Agaknya dorongan gairah nafsunya membuat dia lupa diri, tidak perduli lagi bahwa di situ terdapat gurunya dan dia hendak menyalurkan gairah nafsunya pada saat itu juga. Panembahan Kolo Srenggi, yang di waktu mudanya juga seorang hamba nafsu yang tersesar jauh dari jalan benar, hanya terkekeh seolah merasa lucu, bahkan ingin menikmati kejadian lucu dan menyenangkan yang akan terjadi di depan matanya.
Pada saat jari-jari kedua tangan Munding Hideung sudah hampir menyentuh dada Sulastri, tiba-tiba tubuh gadis itu berbalik, menelungkup lalu seperti merangkak dan terdengarlah lengkingan yang demikian kuatnya sehingga seluruh pondok seperti terguncang hebat!
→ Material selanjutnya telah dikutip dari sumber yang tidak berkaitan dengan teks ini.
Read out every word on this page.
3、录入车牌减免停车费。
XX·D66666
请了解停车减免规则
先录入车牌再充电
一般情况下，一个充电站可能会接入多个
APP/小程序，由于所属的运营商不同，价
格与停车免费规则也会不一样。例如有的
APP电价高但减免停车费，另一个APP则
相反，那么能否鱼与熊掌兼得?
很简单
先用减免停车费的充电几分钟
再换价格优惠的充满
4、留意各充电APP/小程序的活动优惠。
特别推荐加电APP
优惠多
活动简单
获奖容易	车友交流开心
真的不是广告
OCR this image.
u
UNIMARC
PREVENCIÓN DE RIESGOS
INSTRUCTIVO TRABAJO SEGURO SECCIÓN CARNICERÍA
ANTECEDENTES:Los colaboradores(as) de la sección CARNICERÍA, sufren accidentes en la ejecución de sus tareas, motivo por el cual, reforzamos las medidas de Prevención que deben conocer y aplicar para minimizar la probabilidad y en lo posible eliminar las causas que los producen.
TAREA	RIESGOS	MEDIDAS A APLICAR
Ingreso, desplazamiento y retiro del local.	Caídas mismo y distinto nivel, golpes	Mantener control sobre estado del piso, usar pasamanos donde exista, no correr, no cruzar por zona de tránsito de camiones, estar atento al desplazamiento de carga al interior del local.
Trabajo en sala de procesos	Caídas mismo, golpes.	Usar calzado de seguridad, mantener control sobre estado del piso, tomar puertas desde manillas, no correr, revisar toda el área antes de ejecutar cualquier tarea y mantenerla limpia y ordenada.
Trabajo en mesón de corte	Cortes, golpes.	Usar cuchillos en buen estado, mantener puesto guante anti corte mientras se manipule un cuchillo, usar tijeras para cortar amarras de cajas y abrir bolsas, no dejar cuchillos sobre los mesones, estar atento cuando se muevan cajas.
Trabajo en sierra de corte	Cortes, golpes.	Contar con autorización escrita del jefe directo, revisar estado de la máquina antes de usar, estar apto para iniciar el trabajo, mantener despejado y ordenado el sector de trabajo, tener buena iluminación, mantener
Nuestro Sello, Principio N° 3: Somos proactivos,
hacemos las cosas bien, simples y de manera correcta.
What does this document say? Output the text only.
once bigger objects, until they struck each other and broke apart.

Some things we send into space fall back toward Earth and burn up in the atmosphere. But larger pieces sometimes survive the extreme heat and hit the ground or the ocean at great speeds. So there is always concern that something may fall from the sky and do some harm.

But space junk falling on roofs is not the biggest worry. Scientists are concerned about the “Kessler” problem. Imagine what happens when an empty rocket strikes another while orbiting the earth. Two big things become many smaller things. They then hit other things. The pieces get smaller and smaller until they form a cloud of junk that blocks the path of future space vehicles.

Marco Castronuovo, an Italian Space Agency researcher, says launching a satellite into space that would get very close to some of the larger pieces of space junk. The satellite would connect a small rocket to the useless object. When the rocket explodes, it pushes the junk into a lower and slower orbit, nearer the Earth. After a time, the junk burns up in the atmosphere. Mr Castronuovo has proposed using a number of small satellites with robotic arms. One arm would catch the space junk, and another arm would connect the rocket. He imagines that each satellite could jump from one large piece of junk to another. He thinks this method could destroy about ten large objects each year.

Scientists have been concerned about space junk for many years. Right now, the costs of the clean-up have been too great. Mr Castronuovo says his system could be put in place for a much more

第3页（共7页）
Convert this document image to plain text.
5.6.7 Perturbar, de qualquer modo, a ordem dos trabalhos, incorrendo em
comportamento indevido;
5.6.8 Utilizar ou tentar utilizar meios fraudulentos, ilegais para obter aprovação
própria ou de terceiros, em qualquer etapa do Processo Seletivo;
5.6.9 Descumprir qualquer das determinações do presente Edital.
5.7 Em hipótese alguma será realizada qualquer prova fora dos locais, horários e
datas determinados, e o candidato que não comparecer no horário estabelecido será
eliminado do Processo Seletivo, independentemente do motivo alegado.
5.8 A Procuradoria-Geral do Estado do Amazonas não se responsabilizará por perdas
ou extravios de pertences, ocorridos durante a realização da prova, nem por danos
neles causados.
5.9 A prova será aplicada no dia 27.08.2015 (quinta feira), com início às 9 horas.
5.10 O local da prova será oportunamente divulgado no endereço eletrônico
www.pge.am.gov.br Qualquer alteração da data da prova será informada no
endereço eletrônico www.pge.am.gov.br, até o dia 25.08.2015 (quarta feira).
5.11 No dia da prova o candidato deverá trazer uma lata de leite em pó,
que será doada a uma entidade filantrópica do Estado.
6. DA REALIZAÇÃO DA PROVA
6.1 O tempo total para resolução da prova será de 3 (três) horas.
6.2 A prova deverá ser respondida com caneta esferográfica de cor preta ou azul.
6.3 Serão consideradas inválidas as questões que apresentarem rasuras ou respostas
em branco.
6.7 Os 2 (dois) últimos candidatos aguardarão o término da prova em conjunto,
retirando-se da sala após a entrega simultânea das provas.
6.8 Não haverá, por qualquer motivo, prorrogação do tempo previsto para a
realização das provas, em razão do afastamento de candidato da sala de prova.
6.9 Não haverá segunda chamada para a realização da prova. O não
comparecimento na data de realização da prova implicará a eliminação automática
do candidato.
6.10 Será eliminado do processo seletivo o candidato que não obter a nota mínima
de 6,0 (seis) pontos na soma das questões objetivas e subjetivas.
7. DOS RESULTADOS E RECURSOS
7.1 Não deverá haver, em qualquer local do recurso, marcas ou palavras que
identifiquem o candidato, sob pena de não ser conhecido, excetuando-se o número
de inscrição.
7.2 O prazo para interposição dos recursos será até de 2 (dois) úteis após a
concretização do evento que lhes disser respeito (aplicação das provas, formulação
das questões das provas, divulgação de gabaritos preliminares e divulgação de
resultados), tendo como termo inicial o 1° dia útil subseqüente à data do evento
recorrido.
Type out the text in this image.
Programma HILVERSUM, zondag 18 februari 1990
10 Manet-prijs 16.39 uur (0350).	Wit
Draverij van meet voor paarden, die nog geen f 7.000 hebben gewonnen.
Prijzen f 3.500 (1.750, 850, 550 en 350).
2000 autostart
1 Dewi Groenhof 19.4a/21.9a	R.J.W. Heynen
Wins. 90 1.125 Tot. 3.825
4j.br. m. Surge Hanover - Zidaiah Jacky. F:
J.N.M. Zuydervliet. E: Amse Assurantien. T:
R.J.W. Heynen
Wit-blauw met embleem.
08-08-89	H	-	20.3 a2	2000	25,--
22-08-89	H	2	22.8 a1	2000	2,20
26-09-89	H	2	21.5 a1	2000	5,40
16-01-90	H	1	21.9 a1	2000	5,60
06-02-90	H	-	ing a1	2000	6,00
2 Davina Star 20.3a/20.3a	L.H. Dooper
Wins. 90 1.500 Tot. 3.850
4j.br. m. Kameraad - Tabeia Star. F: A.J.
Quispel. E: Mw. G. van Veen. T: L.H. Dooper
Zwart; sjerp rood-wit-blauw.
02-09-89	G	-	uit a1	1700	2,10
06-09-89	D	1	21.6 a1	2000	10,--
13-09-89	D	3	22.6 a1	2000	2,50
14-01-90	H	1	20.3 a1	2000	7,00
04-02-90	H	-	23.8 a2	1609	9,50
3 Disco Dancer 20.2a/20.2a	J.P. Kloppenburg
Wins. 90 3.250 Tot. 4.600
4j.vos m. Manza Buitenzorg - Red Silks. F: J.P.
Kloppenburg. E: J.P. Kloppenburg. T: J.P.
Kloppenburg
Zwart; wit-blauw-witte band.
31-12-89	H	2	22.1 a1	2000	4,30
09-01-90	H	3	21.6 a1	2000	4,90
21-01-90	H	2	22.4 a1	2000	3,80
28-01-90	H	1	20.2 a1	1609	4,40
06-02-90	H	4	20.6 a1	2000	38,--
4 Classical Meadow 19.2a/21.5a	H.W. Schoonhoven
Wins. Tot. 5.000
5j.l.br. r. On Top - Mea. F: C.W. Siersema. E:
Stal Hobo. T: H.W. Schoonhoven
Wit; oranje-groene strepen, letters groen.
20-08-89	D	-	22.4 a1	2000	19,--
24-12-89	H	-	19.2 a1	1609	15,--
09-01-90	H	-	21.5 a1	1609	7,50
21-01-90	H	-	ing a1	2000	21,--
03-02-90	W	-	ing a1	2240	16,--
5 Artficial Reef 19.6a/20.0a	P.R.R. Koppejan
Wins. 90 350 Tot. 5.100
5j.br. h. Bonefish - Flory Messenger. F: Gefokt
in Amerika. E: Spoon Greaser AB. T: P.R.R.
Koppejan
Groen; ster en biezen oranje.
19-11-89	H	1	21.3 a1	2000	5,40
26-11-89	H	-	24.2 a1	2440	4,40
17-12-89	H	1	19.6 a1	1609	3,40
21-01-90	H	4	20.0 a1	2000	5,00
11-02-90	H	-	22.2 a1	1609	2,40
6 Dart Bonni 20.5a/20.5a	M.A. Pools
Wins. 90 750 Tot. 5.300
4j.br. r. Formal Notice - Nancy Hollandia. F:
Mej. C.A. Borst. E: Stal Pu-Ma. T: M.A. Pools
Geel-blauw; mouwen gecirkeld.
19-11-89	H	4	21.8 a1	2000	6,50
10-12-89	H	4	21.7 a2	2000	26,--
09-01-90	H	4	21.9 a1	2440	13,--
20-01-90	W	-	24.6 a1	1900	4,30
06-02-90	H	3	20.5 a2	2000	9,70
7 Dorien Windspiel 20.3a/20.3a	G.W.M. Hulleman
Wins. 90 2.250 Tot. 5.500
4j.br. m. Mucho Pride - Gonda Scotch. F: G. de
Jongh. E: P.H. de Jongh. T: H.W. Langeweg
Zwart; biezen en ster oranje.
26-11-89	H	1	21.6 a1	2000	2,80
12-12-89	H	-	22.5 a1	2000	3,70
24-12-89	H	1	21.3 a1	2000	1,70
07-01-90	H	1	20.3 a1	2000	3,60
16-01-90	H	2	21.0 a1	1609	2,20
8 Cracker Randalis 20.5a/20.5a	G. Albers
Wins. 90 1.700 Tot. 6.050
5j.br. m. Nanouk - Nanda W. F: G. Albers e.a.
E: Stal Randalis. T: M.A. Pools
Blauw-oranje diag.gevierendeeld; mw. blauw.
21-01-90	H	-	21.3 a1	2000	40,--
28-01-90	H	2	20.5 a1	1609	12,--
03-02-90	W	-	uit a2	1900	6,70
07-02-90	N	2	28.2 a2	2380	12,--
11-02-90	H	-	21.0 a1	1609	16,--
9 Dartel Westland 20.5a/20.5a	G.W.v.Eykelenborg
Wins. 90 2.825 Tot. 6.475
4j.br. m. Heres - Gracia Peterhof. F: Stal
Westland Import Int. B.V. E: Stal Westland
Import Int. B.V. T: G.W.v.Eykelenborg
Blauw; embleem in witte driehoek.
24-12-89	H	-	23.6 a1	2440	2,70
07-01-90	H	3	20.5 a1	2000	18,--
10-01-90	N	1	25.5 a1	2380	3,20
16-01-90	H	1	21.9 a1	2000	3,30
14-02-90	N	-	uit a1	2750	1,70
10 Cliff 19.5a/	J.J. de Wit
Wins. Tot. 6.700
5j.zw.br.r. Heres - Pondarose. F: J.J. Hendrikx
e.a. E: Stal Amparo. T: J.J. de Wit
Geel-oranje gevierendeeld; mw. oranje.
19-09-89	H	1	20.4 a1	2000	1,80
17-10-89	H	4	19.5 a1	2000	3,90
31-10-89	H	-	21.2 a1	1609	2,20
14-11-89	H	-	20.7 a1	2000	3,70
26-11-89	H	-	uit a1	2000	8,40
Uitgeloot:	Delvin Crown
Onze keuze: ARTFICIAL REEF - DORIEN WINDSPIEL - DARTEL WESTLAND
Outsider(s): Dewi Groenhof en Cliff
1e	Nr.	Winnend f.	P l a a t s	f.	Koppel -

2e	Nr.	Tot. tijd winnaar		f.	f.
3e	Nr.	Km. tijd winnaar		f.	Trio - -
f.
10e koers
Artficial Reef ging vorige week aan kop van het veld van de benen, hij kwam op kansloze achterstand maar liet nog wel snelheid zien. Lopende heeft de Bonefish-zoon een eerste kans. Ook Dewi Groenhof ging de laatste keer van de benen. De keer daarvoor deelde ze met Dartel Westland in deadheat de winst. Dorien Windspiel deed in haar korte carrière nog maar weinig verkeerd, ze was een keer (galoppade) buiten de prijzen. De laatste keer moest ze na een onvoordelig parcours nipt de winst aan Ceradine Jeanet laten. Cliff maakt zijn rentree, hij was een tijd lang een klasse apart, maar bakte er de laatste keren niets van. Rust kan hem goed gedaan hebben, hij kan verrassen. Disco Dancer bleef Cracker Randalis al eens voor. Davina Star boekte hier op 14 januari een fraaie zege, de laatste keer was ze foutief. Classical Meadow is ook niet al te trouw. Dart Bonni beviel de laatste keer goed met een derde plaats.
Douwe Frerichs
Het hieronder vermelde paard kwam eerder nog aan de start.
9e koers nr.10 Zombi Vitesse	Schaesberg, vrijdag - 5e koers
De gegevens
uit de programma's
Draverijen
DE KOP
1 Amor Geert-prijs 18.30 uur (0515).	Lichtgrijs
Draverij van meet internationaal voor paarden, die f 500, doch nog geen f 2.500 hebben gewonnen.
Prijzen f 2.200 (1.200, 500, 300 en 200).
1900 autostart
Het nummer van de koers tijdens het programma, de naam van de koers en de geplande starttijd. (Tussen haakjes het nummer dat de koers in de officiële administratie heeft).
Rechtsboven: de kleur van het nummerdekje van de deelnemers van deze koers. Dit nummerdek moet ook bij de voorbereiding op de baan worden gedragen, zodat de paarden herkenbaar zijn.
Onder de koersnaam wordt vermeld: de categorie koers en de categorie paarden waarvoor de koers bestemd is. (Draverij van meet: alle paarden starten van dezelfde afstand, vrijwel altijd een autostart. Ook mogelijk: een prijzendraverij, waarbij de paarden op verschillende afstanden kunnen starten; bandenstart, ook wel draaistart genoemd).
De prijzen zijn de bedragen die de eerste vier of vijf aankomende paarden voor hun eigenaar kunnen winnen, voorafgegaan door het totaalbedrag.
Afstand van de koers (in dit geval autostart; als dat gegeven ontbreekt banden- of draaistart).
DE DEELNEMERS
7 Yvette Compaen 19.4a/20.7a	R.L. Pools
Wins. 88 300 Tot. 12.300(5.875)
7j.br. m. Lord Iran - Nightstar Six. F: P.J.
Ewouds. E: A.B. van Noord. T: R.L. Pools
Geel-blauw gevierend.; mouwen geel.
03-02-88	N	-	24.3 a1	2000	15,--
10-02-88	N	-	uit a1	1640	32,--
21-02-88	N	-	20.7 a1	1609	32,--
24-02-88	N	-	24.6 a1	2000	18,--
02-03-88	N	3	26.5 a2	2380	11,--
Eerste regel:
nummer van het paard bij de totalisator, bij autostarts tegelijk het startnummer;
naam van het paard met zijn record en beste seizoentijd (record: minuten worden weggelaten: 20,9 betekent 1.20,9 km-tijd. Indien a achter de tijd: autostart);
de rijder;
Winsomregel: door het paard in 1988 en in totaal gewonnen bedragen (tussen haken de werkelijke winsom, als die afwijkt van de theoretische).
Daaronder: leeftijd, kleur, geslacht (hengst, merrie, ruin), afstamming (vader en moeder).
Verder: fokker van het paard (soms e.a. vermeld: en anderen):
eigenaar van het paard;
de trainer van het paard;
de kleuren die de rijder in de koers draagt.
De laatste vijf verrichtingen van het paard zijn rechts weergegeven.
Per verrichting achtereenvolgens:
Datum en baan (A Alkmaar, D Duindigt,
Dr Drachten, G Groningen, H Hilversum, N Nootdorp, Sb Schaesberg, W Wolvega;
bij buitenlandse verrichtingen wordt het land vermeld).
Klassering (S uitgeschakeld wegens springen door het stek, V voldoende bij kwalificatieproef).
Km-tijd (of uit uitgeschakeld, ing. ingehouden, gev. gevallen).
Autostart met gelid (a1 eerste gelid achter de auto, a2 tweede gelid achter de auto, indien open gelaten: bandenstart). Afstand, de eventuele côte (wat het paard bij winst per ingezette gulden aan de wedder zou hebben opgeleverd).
Gadis itu telah sadar dari pingsannya dan ia melakukan hal ini dengan tiba-tiba sehingga mengejutkan Munding Hideung. Raksasa bermuka hitam ini segera melangkah mundur dengan kaget dan jerih.
Dia tahu betapa saktinya gadis itu dan pada saat itu, kedua pundaknya masih belum sembuh, baru saja diobati dan tidak mungkin dia akan menandingi gadis itu. Juga Panembahan Kolo Srenggi terkejut karena ia dapat merasakan kekuatan dahsyat terkandung dalam lengkingan itu. Pada saat kedua orang itu terkejut dan tertegun, tubuh Sulastri melompat keluar dari kamar itu.
"Tangkap! Tangkap gadis itu!"
Teriak Munding Hideung. teriakan ini ditujukan kepada lima orang pembantunya yang berada di depan pintu. Dan dia sendiri, bahkan didahului Panembahan Kolo Srenggi, melakukan pengejaran keluar pondok itu.
Lima orang pembantu Munding Hideung yang berada di luar pondok, mendengar dan mengenal suara teriakan pemimpin mereka. Mereka serentak bangkit menghadang di luar pintu dan mencabut golok masing-masing dan ketika Sulastri melompat keluar, ia segera disambut serangan lima orang itu. Gadis itu memandang heran seperti orang yang kaget dan tidak mengerti, akan tetapi nalurinya memperingatkan bahwa ia terancam bahaya, maka iapun bergerak cepat mengelak sambil membalas dengan tamparan dan tendangan. Akan tetapi lima orang itu adalah para pembantu Munding Hideung, rata-rata memiliki kepandaian silat yang lumayan sehingga mereka dapat menghindarkan diri dari serangan Sulastri dan mengepung ketat.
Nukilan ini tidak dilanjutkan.